Chronic kidney disease-mineral bone disorder (CKD-MBD) after kidney transplantation is a mix of pre-existing disorders and new alterations. The final consequences are reflected fundamentally as abnormal mineral metabolism (hypercalcemia, hypophosphatemia) and bone alterations [high or low bone turnover disease (as fibrous osteitis or adynamic bone disease), an eventual compromise of bone mineralization, decrease bone mineral density and bone fractures]. The major cause of post-transplantation hypercalcemia is the persistence of severe secondary hyperparathyroidism, and treatment options include calcimimetics or parathyroidectomy. On turn, hypophosphatemia is caused by both the persistence of high blood levels of PTH and/or high blood levels of FGF23, with its correction being very difficult to achieve. The most frequent bone morphology alteration is low bone turnover disease, while high-turnover osteopathy decreases in frequency after transplantation. Although the pathogenic mechanisms of these abnormalities have not been fully clarified, the available evidence suggests that there are a number of factors that play a very important role, such as immunosuppressive treatment, persistently high levels of PTH, vitamin D deficiency and hypophosphatemia. Fracture risk is four-fold higher in transplanted patients compared to general population.

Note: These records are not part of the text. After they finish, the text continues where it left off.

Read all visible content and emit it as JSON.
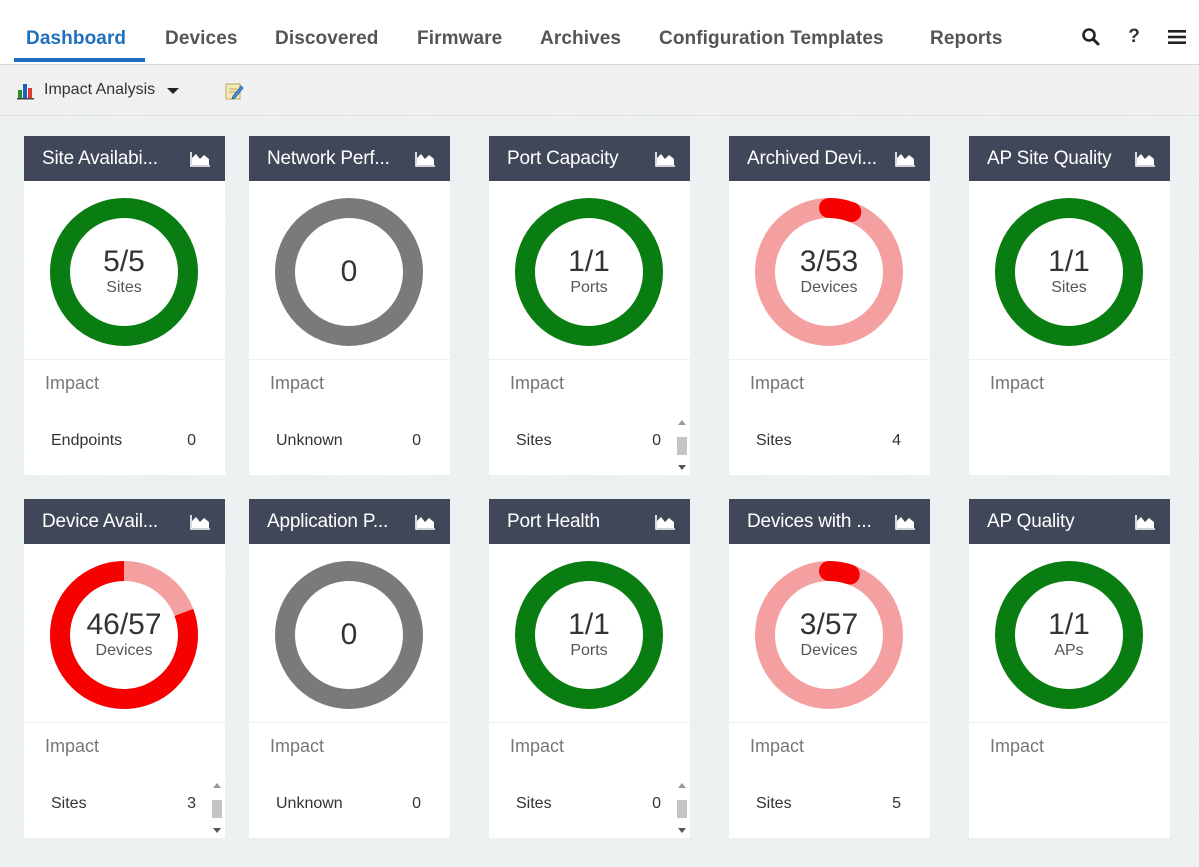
{
  "nav": {
    "tabs": [
      "Dashboard",
      "Devices",
      "Discovered",
      "Firmware",
      "Archives",
      "Configuration Templates",
      "Reports"
    ],
    "active_tab": "Dashboard",
    "icons": [
      "search-icon",
      "help-icon",
      "menu-icon"
    ],
    "help_glyph": "?"
  },
  "toolbar": {
    "dropdown_label": "Impact Analysis",
    "icons": [
      "bar-chart-icon",
      "edit-icon"
    ]
  },
  "colors": {
    "active_tab": "#1f6fbf",
    "card_header": "#3f4758",
    "ok_green": "#0a7d12",
    "critical_red": "#f60000",
    "light_red": "#f5a0a0",
    "unknown_gray": "#7a7a7a"
  },
  "widgets": [
    {
      "title": "Site Availabi...",
      "donut": {
        "value": "5/5",
        "unit": "Sites",
        "fraction": 1.0,
        "style": "green"
      },
      "impact_label": "Impact",
      "row": {
        "label": "Endpoints",
        "value": "0"
      },
      "scrollbar": false
    },
    {
      "title": "Network Perf...",
      "donut": {
        "value": "0",
        "unit": "",
        "fraction": 0,
        "style": "gray"
      },
      "impact_label": "Impact",
      "row": {
        "label": "Unknown",
        "value": "0"
      },
      "scrollbar": false
    },
    {
      "title": "Port Capacity",
      "donut": {
        "value": "1/1",
        "unit": "Ports",
        "fraction": 1.0,
        "style": "green"
      },
      "impact_label": "Impact",
      "row": {
        "label": "Sites",
        "value": "0"
      },
      "scrollbar": true
    },
    {
      "title": "Archived Devi...",
      "donut": {
        "value": "3/53",
        "unit": "Devices",
        "fraction": 0.0566,
        "style": "red-light"
      },
      "impact_label": "Impact",
      "row": {
        "label": "Sites",
        "value": "4"
      },
      "scrollbar": false
    },
    {
      "title": "AP Site Quality",
      "donut": {
        "value": "1/1",
        "unit": "Sites",
        "fraction": 1.0,
        "style": "green"
      },
      "impact_label": "Impact",
      "row": null,
      "scrollbar": false
    },
    {
      "title": "Device Avail...",
      "donut": {
        "value": "46/57",
        "unit": "Devices",
        "fraction": 0.807,
        "style": "red-main"
      },
      "impact_label": "Impact",
      "row": {
        "label": "Sites",
        "value": "3"
      },
      "scrollbar": true
    },
    {
      "title": "Application P...",
      "donut": {
        "value": "0",
        "unit": "",
        "fraction": 0,
        "style": "gray"
      },
      "impact_label": "Impact",
      "row": {
        "label": "Unknown",
        "value": "0"
      },
      "scrollbar": false
    },
    {
      "title": "Port Health",
      "donut": {
        "value": "1/1",
        "unit": "Ports",
        "fraction": 1.0,
        "style": "green"
      },
      "impact_label": "Impact",
      "row": {
        "label": "Sites",
        "value": "0"
      },
      "scrollbar": true
    },
    {
      "title": "Devices with ...",
      "donut": {
        "value": "3/57",
        "unit": "Devices",
        "fraction": 0.0526,
        "style": "red-light"
      },
      "impact_label": "Impact",
      "row": {
        "label": "Sites",
        "value": "5"
      },
      "scrollbar": false
    },
    {
      "title": "AP Quality",
      "donut": {
        "value": "1/1",
        "unit": "APs",
        "fraction": 1.0,
        "style": "green"
      },
      "impact_label": "Impact",
      "row": null,
      "scrollbar": false
    }
  ]
}
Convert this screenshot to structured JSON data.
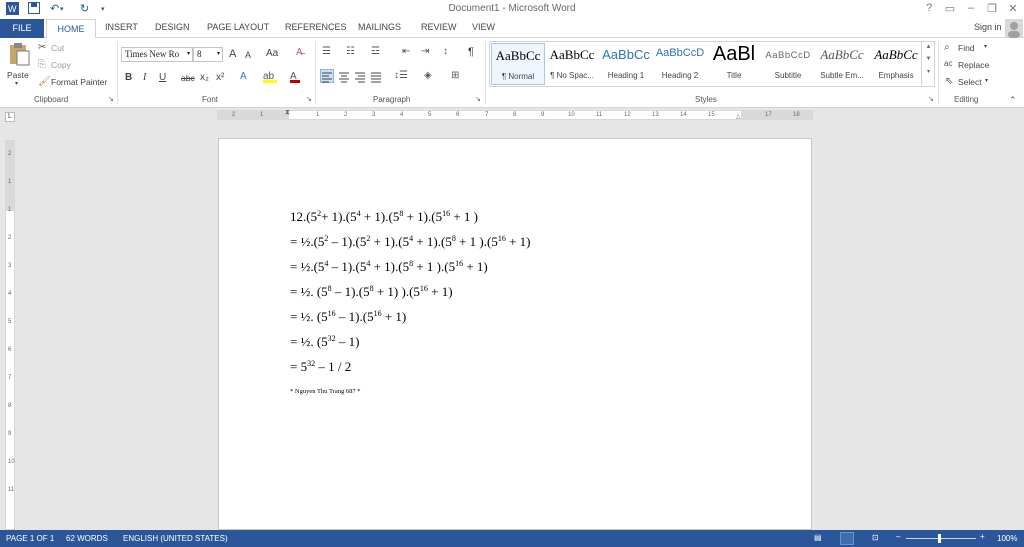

The most relevant risk factors for fracture in the kidney transplant population are diabetes mellitus, female sex, advanced age (especially > 65 years), dialysis vintage, high PTH levels and low phosphate levels, osteoporosis, pre-transplant stress fracture and high doses or prolonged steroids therapy. Treatment alternatives for CKD-MBD after transplantation include minimization of corticosteroids, use of calcium and vitamin D supplements, antiresorptives (bisphosphonates or Denosumab) and osteoformers (synthetic parathyroid hormone). As both mineral metabolism and bone disorders lead to increased morbidity and mortality, the presence of these changes after transplantation has to be prevented (if possible), minimized, diagnosed, and treated as soon as possible.

摘要

肾移植后慢性肾脏病-矿物质和骨异常(CKD-MBD)是既有紊乱和新出现改变的混合体。最终后果主要表现为矿物质代谢异常(高钙血症、低磷血症)和骨改变[高或低骨转换疾病(如纤维性骨炎或无动力性骨病)、骨矿化最终受损、骨密度降低和骨折]。移植后高钙血症的主要原因是严重继发性甲状旁腺功能亢进的持续存在,治疗选择包括钙敏感受体激动剂或甲状旁腺切除术。相反,低磷血症是由 PTH 血水平持续升高和/或 FGF23 血水平升高引起的,其纠正非常困难。最常见的骨形态改变是低骨转换疾病,而移植后高转换骨病的频率降低。尽管这些异常的发病机制尚未完全阐明,但现有证据表明,有许多因素发挥了非常重要的作用,如免疫抑制治疗、持续高水平的 PTH、维生素 D 缺乏和低磷血症。与普通人群相比,移植患者的骨折风险增加了四倍。肾移植人群骨折的最相关危险因素包括糖尿病、女性、高龄(尤其是>65 岁)、透析时间、高 PTH 水平和低磷水平、骨质疏松症、移植前应力性骨折和大剂量或长期类固醇治疗。移植后 CKD-MBD 的治疗选择包括尽量减少皮质类固醇的使用、使用钙和维生素 D 补充剂、抗吸收剂(双膦酸盐或地舒单抗)和骨形成剂(合成甲状旁腺激素)。由于矿物质代谢和骨紊乱都会导致发病率和死亡率增加,因此移植后必须预防(如果可能)、最小化、诊断和尽快治疗这些改变。